L’année 2022 et l’hiver qui s’est s’achevé ont été marqués par la crise énergétique, les augmentations parfois sévères des prix de l’électricité et le risque de pénurie d’énergie. Ces circonstances exceptionnelles n’ont toutefois rien changé à l’adhésion que suscite l’orientation actuelle de la politique énergétique, bien au contraire. La population suisse approuve clairement la voie suivie: au total, 59% des personnes interrogées sont plutôt ou tout à fait d’accord avec la politique énergétique actuellement menée par la Suisse, soit une augmentation de 3% par rapport au même sondage réalisé un an auparavant.
La politique énergétique actuelle est plébiscitée en milieu rural comme en milieu urbain, indépendamment du sexe, de l’âge et, à une exception près, de la mouvance politique. Seul l’électorat de l’UDC n’est plutôt pas d’accord ou pas du tout d’accord avec le cap suivi en matière de politique énergétique (53% de rejet).
68% des personnes sondées estiment que la transition énergétique est beaucoup trop lente en Suisse. Une majorité d’entre elles est cependant d’avis que les énergies renouvelables ne suffisent pas à couvrir les besoins en électricité (63%). Et pourtant, moins d’une personne sur deux (44%) admet qu’en interdisant la construction de nouvelles centrales nucléaires, nous limitons notre marge de manœuvre.
Miser sur les énergies renouvelables pour assurer la sécurité d’approvisionnement, l’indépendance et la protection du climat
Les résultats de l’enquête montrent que la population considère le développement des énergies renouvelables dans le pays comme la solution à différents chantiers.
- Renforcer la sécurité d’approvisionnement
La sécurité d’approvisionnement continue de bénéficier d’une priorité absolue auprès de la population. Sans changement par rapport à l’année dernière, les personnes interrogées estiment que garantir la sécurité d’approvisionnement doit être la principale mission de la politique énergétique (50%). Proposer l’électricité à un prix abordable et neutraliser l’impact climatique de sa production sont des tâches clairement secondaires, qui recueillent environ 25% d’approbation chacune. La définition des priorités diffère selon les convictions politiques: alors que pour l’électorat du centre-droit, la sécurité de l’approvisionnement prime toute autre considération, suivie de l’accessibilité des tarifs de l’électricité, l’électorat du PVL et du PS accorde une importance équivalente à la sécurité de l’approvisionnement et à une production climatiquement neutre. Seuls les électeurs et électrices verts subordonnent la sécurité d’approvisionnement à une autre tâche, en priorisant clairement une production d’électricité climatiquement neutre.
- Réduire la dépendance à l’égard des importations étrangères
Développer les énergies renouvelables pour lutter contre la dépendance énergétique vis-à-vis de l’étranger est la principale raison avancée par les personnes interrogées pour justifier leur adhésion à la voie actuellement suivie en matière de politique énergétique. 76% d’entre elles aspirent à plus d’indépendance vis-à-vis de l’étranger, avant tout pour mettre un terme à la dépendance vis-à-vis des énergies fossiles de pays non démocratiques (71%). Près de quatre personnes sondées sur cinq sont d’avis qu’il n’est pas souhaitable d’importer davantage d’électricité de l’étranger pour prévenir une pénurie d’électricité. Une nette majorité (58%) se montre également critique à l’égard des investissements réalisés à l’étranger dans le développement des énergies renouvelables.

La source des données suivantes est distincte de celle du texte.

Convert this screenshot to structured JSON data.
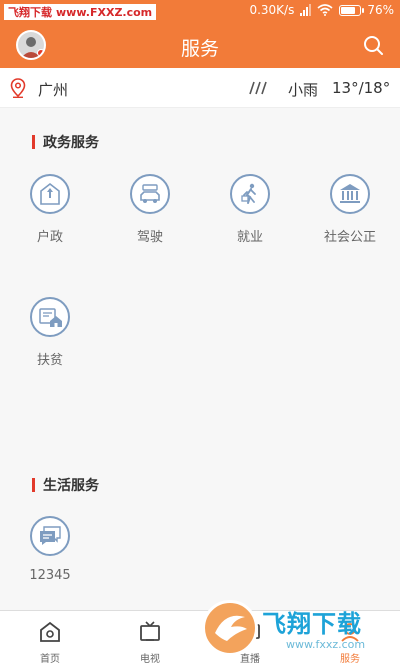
{
  "status_bar": {
    "watermark_text_a": "飞翔下载",
    "watermark_text_b": "www.FXXZ.com",
    "speed": "0.30K/s",
    "battery": "76%"
  },
  "header": {
    "title": "服务"
  },
  "weather": {
    "city": "广州",
    "description": "小雨",
    "temperature": "13°/18°"
  },
  "sections": [
    {
      "title": "政务服务",
      "items": [
        {
          "label": "户政",
          "icon": "household-icon"
        },
        {
          "label": "驾驶",
          "icon": "car-icon"
        },
        {
          "label": "就业",
          "icon": "employment-icon"
        },
        {
          "label": "社会公正",
          "icon": "courthouse-icon"
        },
        {
          "label": "扶贫",
          "icon": "poverty-relief-icon"
        }
      ]
    },
    {
      "title": "生活服务",
      "items": [
        {
          "label": "12345",
          "icon": "chat-icon"
        }
      ]
    }
  ],
  "bottom_nav": [
    {
      "label": "首页",
      "icon": "home-icon"
    },
    {
      "label": "电视",
      "icon": "tv-icon"
    },
    {
      "label": "直播",
      "icon": "live-icon"
    },
    {
      "label": "服务",
      "icon": "service-icon",
      "active": true
    }
  ],
  "watermark_logo": {
    "title": "飞翔下载",
    "domain": "www.fxxz.com"
  },
  "colors": {
    "brand_orange": "#f27b39",
    "section_bar_red": "#e23a2b",
    "icon_blue": "#7e9cc0"
  }
}
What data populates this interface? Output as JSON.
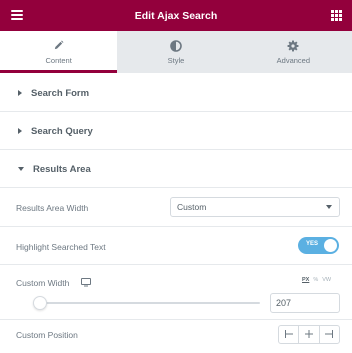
{
  "header": {
    "title": "Edit Ajax Search",
    "brand_color": "#93003c"
  },
  "tabs": [
    {
      "label": "Content",
      "icon": "pencil-icon",
      "active": true
    },
    {
      "label": "Style",
      "icon": "half-circle-icon",
      "active": false
    },
    {
      "label": "Advanced",
      "icon": "gear-icon",
      "active": false
    }
  ],
  "sections": [
    {
      "title": "Search Form",
      "expanded": false
    },
    {
      "title": "Search Query",
      "expanded": false
    },
    {
      "title": "Results Area",
      "expanded": true
    }
  ],
  "controls": {
    "results_area_width": {
      "label": "Results Area Width",
      "value": "Custom"
    },
    "highlight": {
      "label": "Highlight Searched Text",
      "enabled": true,
      "toggle_text": "YES",
      "toggle_color": "#5bb0e2"
    },
    "custom_width": {
      "label": "Custom Width",
      "device_icon": "desktop-icon",
      "units": [
        "PX",
        "%",
        "VW"
      ],
      "active_unit": "PX",
      "value": "207",
      "slider_fraction": 0.02
    },
    "custom_position": {
      "label": "Custom Position",
      "options": [
        "align-left-icon",
        "align-center-icon",
        "align-right-icon"
      ]
    }
  }
}
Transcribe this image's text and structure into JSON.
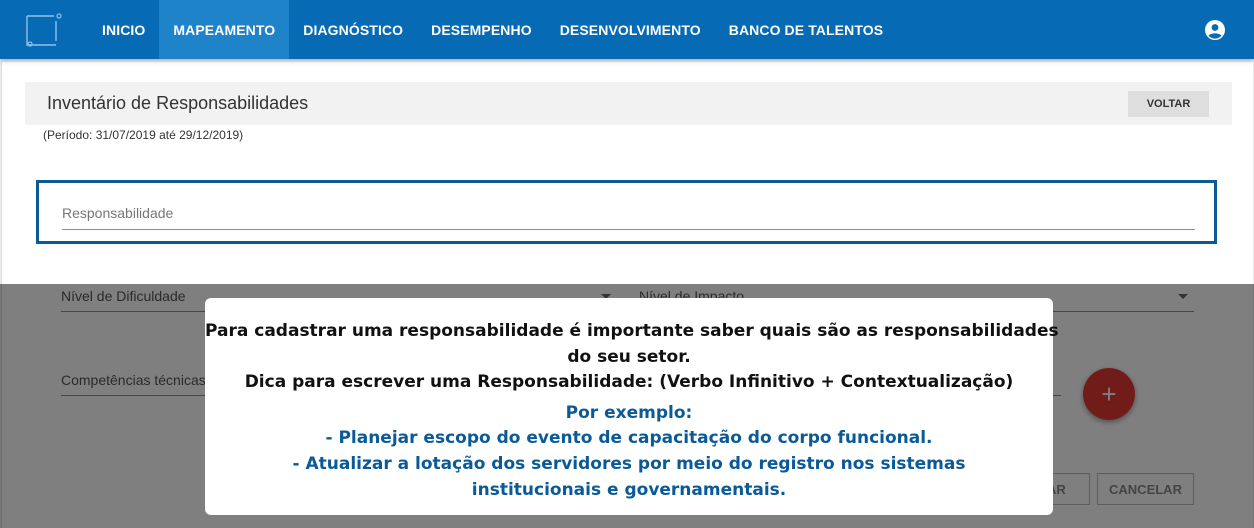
{
  "navbar": {
    "logo_icon": "logo-icon",
    "items": [
      {
        "label": "INICIO",
        "active": false
      },
      {
        "label": "MAPEAMENTO",
        "active": true
      },
      {
        "label": "DIAGNÓSTICO",
        "active": false
      },
      {
        "label": "DESEMPENHO",
        "active": false
      },
      {
        "label": "DESENVOLVIMENTO",
        "active": false
      },
      {
        "label": "BANCO DE TALENTOS",
        "active": false
      }
    ],
    "user_icon": "account-circle-icon",
    "color": "#066ab4"
  },
  "page": {
    "title": "Inventário de Responsabilidades",
    "back_label": "VOLTAR",
    "period": "(Período: 31/07/2019 até 29/12/2019)"
  },
  "form": {
    "responsibility_label": "Responsabilidade",
    "difficulty_label": "Nível de Dificuldade",
    "impact_label": "Nível de Impacto",
    "competencies_label": "Competências técnicas",
    "add_icon": "plus-icon",
    "add_label": "+",
    "save_label": "SALVAR",
    "cancel_label": "CANCELAR"
  },
  "dialog": {
    "line1": "Para cadastrar uma responsabilidade é importante saber quais são as responsabilidades",
    "line2": "do seu setor.",
    "line3": "Dica para escrever uma Responsabilidade: (Verbo Infinitivo + Contextualização)",
    "example_title": "Por exemplo:",
    "example1": "- Planejar escopo do evento de capacitação do corpo funcional.",
    "example2a": "- Atualizar a lotação dos servidores por meio do registro nos sistemas",
    "example2b": "institucionais e governamentais."
  }
}
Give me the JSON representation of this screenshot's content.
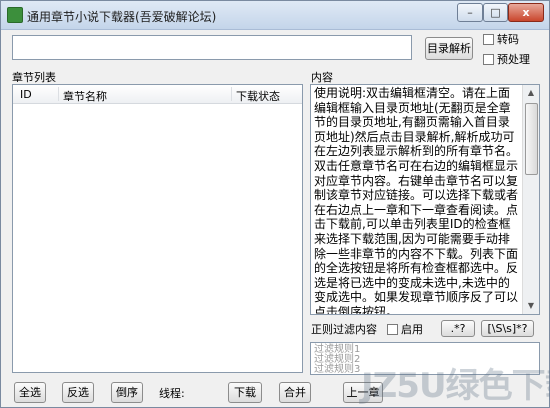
{
  "window": {
    "title": "通用章节小说下载器(吾爱破解论坛)",
    "minimize_label": "–",
    "maximize_label": "□",
    "close_label": "x"
  },
  "url_input": {
    "value": "",
    "placeholder": ""
  },
  "toolbar": {
    "parse_label": "目录解析",
    "transcode_label": "转码",
    "preprocess_label": "预处理"
  },
  "chapter_list": {
    "title": "章节列表",
    "columns": {
      "id": "ID",
      "name": "章节名称",
      "status": "下载状态"
    }
  },
  "content": {
    "title": "内容",
    "text": "使用说明:双击编辑框清空。请在上面编辑框输入目录页地址(无翻页是全章节的目录页地址,有翻页需输入首目录页地址)然后点击目录解析,解析成功可在左边列表显示解析到的所有章节名。双击任意章节名可在右边的编辑框显示对应章节内容。右键单击章节名可以复制该章节对应链接。可以选择下载或者在右边点上一章和下一章查看阅读。点击下载前,可以单击列表里ID的检查框来选择下载范围,因为可能需要手动排除一些非章节的内容不下载。列表下面的全选按钮是将所有检查框都选中。反选是将已选中的变成未选中,未选中的变成选中。如果发现章节顺序反了可以点击倒序按钮。"
  },
  "regex": {
    "label": "正则过滤内容",
    "enable_label": "启用",
    "pattern1_label": ".*?",
    "pattern2_label": "[\\S\\s]*?",
    "rules": [
      "过滤规则1",
      "过滤规则2",
      "过滤规则3"
    ]
  },
  "bottom_bar": {
    "select_all_label": "全选",
    "invert_label": "反选",
    "reverse_label": "倒序",
    "threads_label": "线程:",
    "download_label": "下载",
    "merge_label": "合并",
    "prev_label": "上一章"
  },
  "watermark": "JZ5U绿色下载"
}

- Protéger le climat et l’environnement
Près de quatre personnes interrogées sur cinq estiment sur le fond qu’encourager les formes d’énergie renouvelable est une manière de mettre concrètement en œuvre la protection de l’environnement. La transition énergétique ne doit cependant pas avoir carte blanche: 63% des personnes participant à l’enquête considèrent que le paysage et la nature ne doivent pas être sacrifiés sans compromis sur l’autel du développement des énergies renouvelables. 59% d’entre elles se déclarent néanmoins disposées à des concessions significatives en matière de protection de l’environnement pour servir la cause des énergies renouvelables. Une écrasante majorité (69%) se dit en outre prête à limiter les possibilités de recours dans le domaine de l’énergie afin d’accélérer le développement de nouvelles infrastructures énergétiques. Nombreuses sont également les personnes (57%) qui pensent que si nous ne passons pas immédiatement aux énergies renouvelables, la catastrophe climatique est inévitable.